Chi spera, o teme che il Movimento 5 Stelle rimanga un movimento sociale, probabilmente rimarrà deluso. Siccome la retorica anti-partiti viene in parte dall'alto, i movimenti si trasformano inevitabilmente in partiti. Il pericolo è che tali movimenti si fondano con sentimenti antipolitici provenienti dal basso, malumori di cui politici opportunistici possono approfittare. 

Certo, il 2013 non è il 1922 - né il 1945, o il 1968. Ma sarebbe un errore ignorare la ricorrente alienazione anti-partiti del pubblico italiano, oggi come ieri. Quello che tutti questi periodi hanno in comune è la coesistenza di "due anime" nell'immaginario politico italiano. Salvatore Lupo descrive queste due anime nel suo libro Partito e Antipartito: “Sul primo versante, il partito di massa quale migliore o unico strumento per gestire l'accesso alla vita pubblica dei profondi strati popolari, nonché per fornire una salda guida all'attività delle istituzioni rappresentative. Sul secondo versante il partito di massa è stato visto come il protagonista di un gioco truccato, il fulcro di dinamiche oligarchiche, la macchina spersonalizzante, corrotta e corruttrice, e quanto meno come il luogo di mediazioni infinite e paralizzanti”.

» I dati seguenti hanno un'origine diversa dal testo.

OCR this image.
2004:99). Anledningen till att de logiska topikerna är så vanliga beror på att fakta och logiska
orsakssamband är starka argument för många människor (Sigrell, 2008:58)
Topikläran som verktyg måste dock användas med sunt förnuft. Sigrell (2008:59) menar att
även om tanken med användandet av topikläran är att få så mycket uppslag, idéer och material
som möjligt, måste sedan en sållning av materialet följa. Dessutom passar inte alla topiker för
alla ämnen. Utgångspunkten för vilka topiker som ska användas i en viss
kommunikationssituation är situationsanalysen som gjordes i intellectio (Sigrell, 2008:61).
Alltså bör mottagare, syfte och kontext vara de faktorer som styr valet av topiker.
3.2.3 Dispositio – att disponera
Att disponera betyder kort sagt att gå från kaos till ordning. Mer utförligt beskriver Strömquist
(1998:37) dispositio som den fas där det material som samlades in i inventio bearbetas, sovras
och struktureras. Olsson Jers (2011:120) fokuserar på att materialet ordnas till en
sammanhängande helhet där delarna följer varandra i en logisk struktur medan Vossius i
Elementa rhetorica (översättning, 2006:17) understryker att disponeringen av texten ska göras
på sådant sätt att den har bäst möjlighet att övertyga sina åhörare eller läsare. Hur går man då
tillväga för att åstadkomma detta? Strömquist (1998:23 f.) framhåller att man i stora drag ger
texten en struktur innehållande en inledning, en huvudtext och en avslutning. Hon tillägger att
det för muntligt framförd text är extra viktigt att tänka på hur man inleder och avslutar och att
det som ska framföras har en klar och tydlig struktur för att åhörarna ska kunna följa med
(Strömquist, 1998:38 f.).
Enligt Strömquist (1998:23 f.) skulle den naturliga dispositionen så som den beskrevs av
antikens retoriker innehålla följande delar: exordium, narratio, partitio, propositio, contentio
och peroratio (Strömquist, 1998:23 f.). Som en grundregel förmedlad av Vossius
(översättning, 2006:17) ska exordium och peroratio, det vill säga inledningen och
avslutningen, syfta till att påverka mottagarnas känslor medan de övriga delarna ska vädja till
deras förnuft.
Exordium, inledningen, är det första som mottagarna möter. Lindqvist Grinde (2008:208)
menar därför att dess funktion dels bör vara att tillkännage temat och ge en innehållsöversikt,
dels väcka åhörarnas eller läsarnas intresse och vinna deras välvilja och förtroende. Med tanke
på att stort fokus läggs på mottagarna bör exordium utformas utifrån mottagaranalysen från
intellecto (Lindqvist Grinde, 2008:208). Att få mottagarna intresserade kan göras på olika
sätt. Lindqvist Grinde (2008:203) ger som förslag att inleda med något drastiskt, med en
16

I movimenti possono giocare un ruolo creativo nella politica, imponendo nuovi argomenti di discussione e ringiovanendo un ordine politico ormai sclerotizzato. Si pensi ai movimenti degli anni Sessanta: hanno aiutato il rinnovamento della classe politica e dei sindacati e hanno iniettato nuova linfa nel sistema dei partiti di allora. Ma i movimenti diventano pericolosi quando i loro leader pretendono una delega assoluta da parte dei loro sostenitori e denigrano i compromessi e il pragmatismo che sono una parte essenziale di ogni florida democrazia politica.

Lunga vita ai movimenti sociali - ma teniamoli al loro posto!